Last year in March we were heading back from a very long Karoo road trip when we passed Murraysburg and decided, on a whim, to attend a wonderful music festival in a poplar grove.
We’d heard from our informal Karoo network that everyone in the area was preparing to sell food or coffee or ice cream or just to go to the Stilfees on 20 March, so we decided what the heck.
Road-weary as we were, we dropped in for a few hours and were charmed.
The Stilfees (The Quiet Festival) is held annually on the farm Grootdriefontein outside Murraysburg. The farmworkers guided us in, showed us where to park, and we walked to the dense shade created by the pale trunked poplar trees via the sheep kraal.
What a good idea. Everyone was in a happy mood. This groovy grove gathering is all about relaxed people picnicking with gentle and interesting music (no cover versions), children and puppies, homemade artisanal food. People meandering between trees, lying on hammocks, lolling on the forest floor in the dense shade and coolth.
Some artworks, paintings of farm scenes, were on sale on the small shed – farm scenes. It is all gloriously bucolic, and the people respond with smiles and laughter.
The slow food section was near the entrance, and worth a tour of its own. There was Adri Smit selling iced teas (lemon, lime and mint or speech and apricot), or ginger beer, or water.
Then there was Jenny Ballantyne of the Kweperlaan Guest House and Restaurant selling coffee and her homemade biscotti. And a group selling beesbiltong, sosaties, skaapstertjies and wors.
We met the Avenant family, selling turksvy stroop and Spitskop wines.
There was Karin Reynolds, who hosts the Stilfees with her husband Percy. She makes artisanal cheese including gouda and cheddar flavoured with peppeadew and olives, plus yoghurt with nastergal. No stabilisers or preservatives.
There was Karoo Sushi. And Linda van der Berg who was constantly serving oreo, butterscotch, choc mint, granadilla or summer berry ice cream. Delicious. She ran out of chocolate first.
Linda said she thought people would just have it for pudding, but from early in the morning, they were coming for the ice cream, handmade, and with real farm cream. “None of that vegetable fat nonsense,” she said briskly, wrinkling her nose.
We had a brief chat with organiser Karin Reynolds. She radiated a relaxed serenity.
What gave them the idea for the festival, she said, was a wedding that was held in this idyllic poplar forest. Then they held a ‘Volmaan konsert’ with just 80 people.
They always just want original music, lekker luistermusiek from original local artists. They are lucky enough to know Joshua na die Reen, and he has been a real attraction.

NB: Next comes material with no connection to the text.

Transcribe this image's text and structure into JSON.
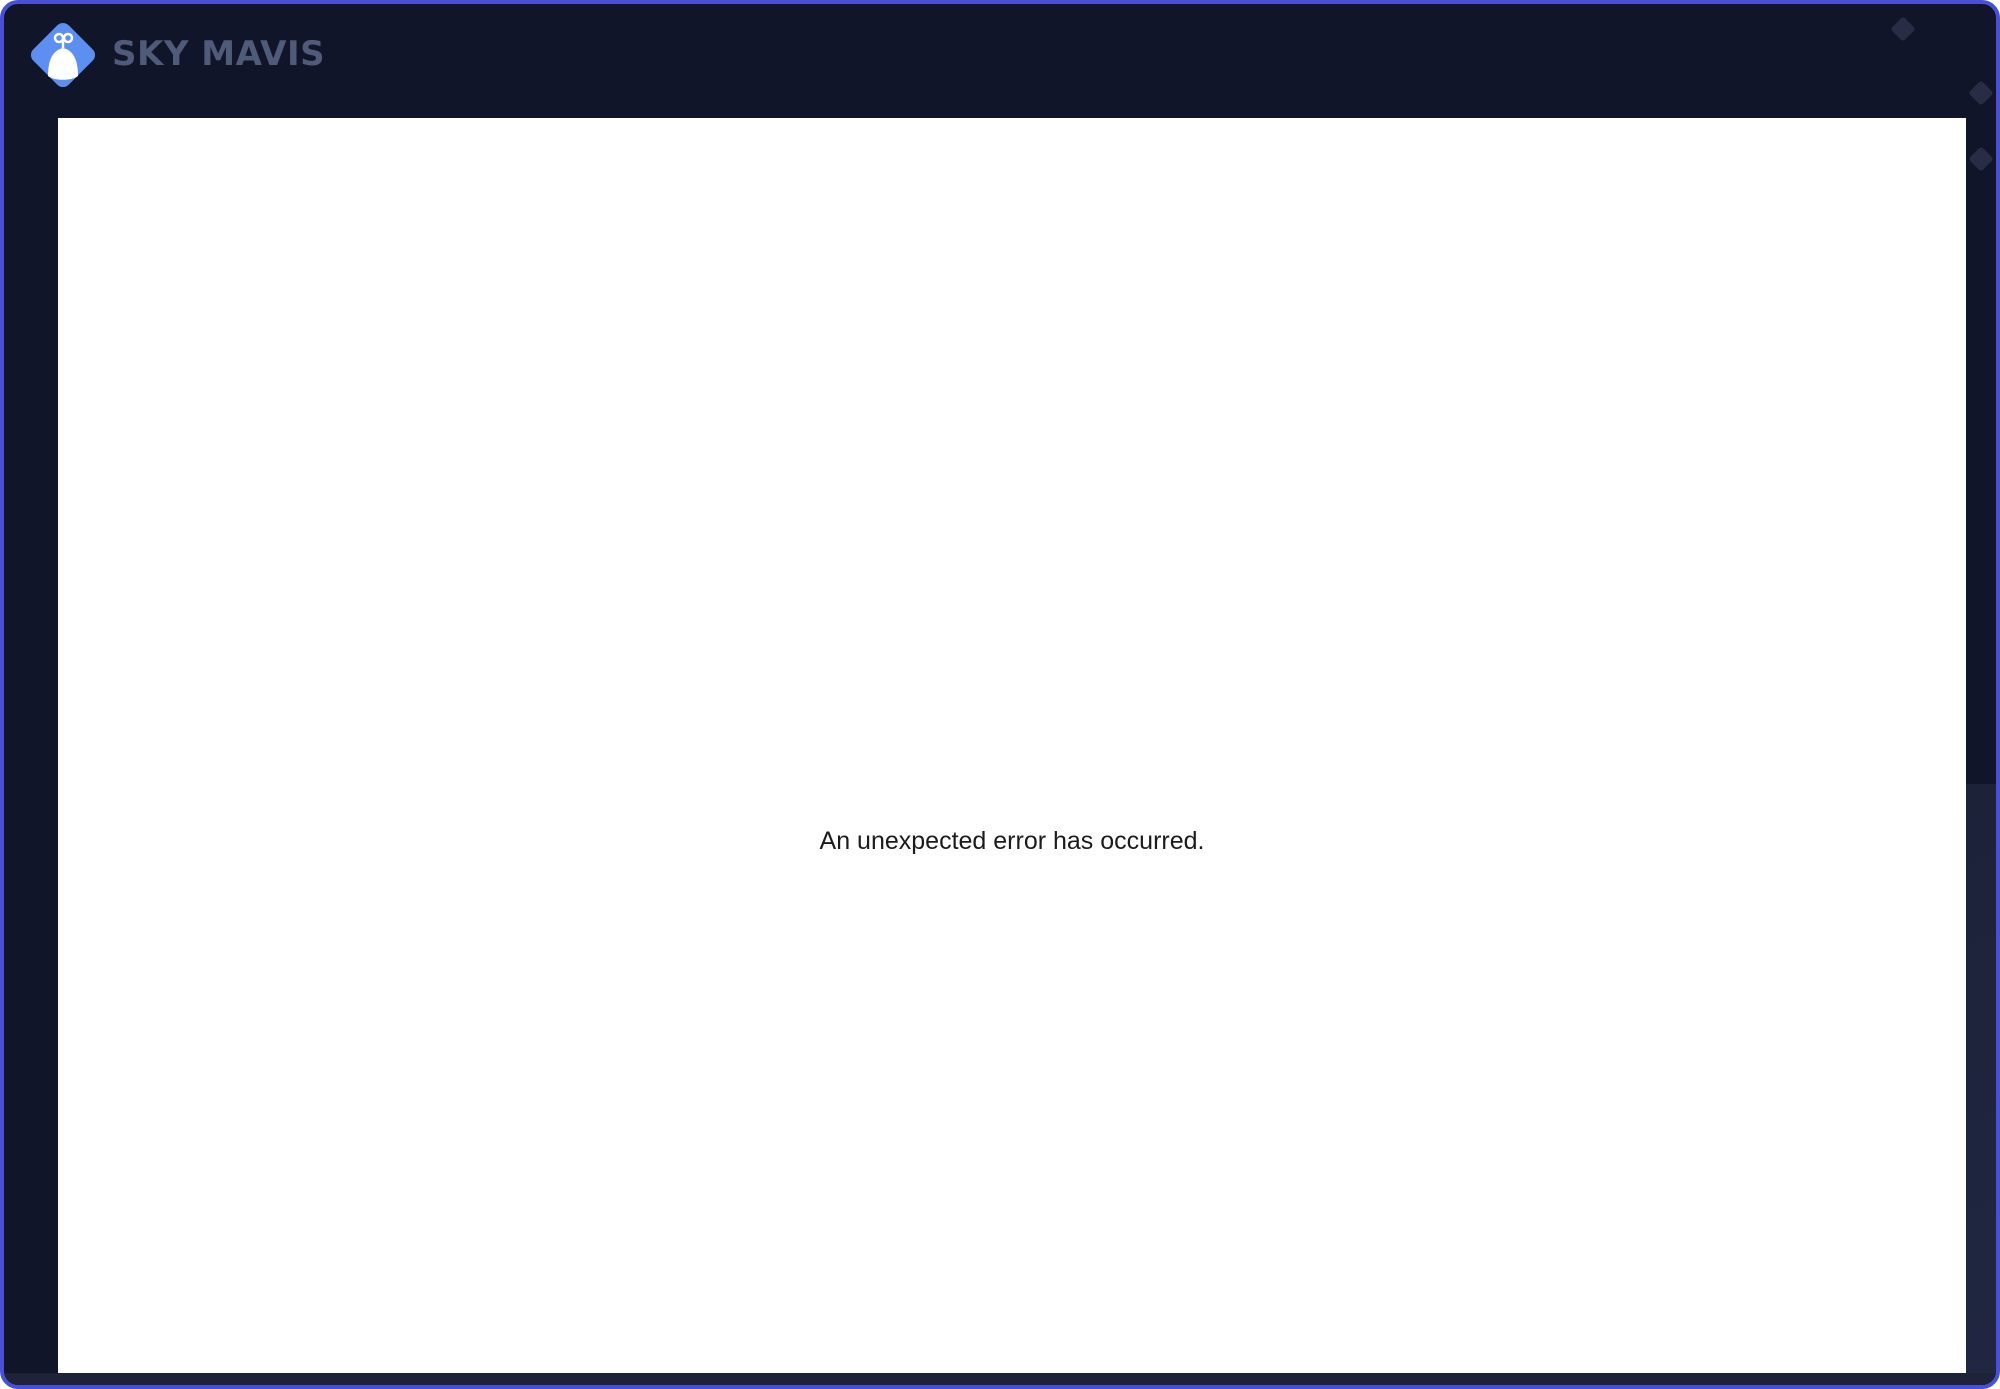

It is rustic, retro kind of festival, but the booking is quite sophisticated. You have to book online at the Stilfees website and space is limited to a few hundred.
The 2017 (March 19) lineup includes Joshua na die Reen, acoustic harmony group Kaleidoskoop, folk rockers Bottomless Coffee, Afrikaans folk band Die Begin, a Djembe drummer called Jaco Spies and an indie folk musician called Jean Bateau.
Murraysburg and the Stilfees await. Don’t miss out.